In 1916, a celebrated artists' model named Audrey Munson appeared in her second film, Purity. Munson's film career and the film itself are little known. This essay shows that this particular film played a role, heretofore unacknowledged, in the development of National Board of Review policy governing cinematic nudity. Long thought to be lost (and the only one of her four films currently extant), the film features Munson in a dual role as the allegorical figure of “Virtue” and as a young woman who becomes an artists' model. She poses nude in scenes throughout the film. Accordingly, Purity challenged the board's efforts to minimize the appearance of the unclothed body on-screen, which it had recently pledged to allow under only the most “extraordinary” circumstances, in response to criticism of previous policies as inconsistently enforced.

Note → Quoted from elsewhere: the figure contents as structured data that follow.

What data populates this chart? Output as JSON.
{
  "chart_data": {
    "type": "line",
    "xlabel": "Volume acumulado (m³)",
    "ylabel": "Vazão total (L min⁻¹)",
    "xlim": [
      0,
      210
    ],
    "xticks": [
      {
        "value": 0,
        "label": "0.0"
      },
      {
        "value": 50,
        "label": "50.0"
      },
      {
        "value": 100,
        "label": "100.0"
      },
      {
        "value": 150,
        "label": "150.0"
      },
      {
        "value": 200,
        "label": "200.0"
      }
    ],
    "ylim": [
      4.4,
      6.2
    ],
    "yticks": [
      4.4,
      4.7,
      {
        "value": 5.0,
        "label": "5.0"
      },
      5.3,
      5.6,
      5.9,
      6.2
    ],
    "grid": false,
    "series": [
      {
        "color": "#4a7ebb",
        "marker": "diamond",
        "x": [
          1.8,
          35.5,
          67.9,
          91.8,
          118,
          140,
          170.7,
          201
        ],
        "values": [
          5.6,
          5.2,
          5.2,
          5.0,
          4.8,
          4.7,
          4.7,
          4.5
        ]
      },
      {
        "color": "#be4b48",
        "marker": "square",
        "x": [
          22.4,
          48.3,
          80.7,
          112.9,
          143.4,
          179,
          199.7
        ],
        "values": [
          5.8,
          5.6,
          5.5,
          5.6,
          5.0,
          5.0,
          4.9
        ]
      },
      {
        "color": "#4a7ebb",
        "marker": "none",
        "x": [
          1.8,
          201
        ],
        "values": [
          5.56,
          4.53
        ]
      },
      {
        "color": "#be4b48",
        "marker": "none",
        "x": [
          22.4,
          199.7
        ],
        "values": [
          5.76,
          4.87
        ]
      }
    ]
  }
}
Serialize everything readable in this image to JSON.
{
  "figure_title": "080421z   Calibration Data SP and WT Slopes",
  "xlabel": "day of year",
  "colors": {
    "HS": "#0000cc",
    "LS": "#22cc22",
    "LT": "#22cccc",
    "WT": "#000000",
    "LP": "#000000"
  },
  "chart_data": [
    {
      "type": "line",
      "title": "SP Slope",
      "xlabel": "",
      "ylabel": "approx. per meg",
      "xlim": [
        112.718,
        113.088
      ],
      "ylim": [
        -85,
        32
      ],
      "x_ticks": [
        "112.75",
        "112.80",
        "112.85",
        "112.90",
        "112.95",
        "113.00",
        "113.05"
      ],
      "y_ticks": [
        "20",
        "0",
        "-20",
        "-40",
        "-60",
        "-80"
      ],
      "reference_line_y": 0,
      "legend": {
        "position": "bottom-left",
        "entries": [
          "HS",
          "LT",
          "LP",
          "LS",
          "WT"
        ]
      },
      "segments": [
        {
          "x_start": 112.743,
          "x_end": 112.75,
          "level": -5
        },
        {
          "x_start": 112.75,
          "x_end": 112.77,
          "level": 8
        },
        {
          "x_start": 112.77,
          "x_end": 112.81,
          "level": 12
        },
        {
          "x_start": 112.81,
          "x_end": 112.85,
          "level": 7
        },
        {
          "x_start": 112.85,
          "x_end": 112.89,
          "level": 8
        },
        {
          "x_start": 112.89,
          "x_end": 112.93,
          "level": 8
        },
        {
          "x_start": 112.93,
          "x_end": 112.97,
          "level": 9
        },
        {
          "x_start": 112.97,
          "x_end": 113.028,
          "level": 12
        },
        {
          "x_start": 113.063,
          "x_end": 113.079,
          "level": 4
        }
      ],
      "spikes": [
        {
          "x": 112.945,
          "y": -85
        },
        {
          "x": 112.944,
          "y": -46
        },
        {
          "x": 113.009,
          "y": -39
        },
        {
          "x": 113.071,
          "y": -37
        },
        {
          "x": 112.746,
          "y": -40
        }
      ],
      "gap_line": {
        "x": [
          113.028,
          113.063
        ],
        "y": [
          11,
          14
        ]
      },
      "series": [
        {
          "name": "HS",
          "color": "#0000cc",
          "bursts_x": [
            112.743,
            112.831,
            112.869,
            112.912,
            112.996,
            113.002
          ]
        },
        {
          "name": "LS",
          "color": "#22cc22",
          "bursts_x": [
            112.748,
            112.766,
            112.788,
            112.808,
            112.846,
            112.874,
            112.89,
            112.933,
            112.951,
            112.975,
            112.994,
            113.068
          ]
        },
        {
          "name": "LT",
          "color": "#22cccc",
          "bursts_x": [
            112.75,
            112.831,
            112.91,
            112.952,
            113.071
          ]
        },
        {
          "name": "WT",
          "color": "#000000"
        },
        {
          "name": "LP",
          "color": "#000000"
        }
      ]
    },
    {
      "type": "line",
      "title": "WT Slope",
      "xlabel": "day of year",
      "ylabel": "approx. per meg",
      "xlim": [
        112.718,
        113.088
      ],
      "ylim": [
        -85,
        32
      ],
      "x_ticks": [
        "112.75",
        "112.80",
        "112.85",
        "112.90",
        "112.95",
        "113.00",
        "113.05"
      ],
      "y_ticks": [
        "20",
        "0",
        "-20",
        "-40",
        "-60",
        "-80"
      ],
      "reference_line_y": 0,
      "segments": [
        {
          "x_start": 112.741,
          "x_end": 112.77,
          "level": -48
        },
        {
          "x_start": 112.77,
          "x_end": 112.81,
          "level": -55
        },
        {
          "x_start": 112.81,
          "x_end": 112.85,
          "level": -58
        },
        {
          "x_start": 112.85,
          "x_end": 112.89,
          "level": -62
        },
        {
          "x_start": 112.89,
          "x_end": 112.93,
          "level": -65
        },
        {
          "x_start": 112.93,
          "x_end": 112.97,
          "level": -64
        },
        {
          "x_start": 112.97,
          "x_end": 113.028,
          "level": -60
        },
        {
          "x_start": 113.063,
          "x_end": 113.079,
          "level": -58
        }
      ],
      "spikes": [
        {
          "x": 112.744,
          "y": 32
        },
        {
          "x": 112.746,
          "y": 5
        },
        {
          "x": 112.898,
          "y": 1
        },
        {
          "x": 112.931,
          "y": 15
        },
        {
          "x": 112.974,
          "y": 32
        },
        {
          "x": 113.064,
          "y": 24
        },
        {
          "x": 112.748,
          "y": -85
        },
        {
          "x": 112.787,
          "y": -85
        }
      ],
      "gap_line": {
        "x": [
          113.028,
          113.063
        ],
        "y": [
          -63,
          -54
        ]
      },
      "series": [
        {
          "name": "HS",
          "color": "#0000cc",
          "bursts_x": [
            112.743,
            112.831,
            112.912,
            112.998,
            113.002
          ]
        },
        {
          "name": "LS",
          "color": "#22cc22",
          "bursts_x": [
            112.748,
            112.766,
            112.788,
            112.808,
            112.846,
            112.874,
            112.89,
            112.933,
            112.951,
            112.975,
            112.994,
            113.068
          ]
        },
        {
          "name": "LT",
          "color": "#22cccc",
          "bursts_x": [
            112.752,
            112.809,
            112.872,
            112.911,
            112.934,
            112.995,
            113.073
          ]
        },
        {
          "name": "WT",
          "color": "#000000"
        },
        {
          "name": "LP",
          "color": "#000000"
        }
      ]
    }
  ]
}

To censor the film might diminish its capacity to educate the moviegoing public about the fine arts and artistic labor, fulfilling a potential uplifting mission for cinema; to approve without modification would set precedent for allowance of the nude female figure throughout film, which board members opposed as dangerously provocative to vulnerable audiences, even as the same model/actress appeared, frequently in partial or fully nude poses, in public statuary throughout New York City. Purity and Munson's performance in the film provide previously uninterrogated evidence of the extensive anxiety around female nudity and the efforts to contain the female body and its image in the early twentieth century.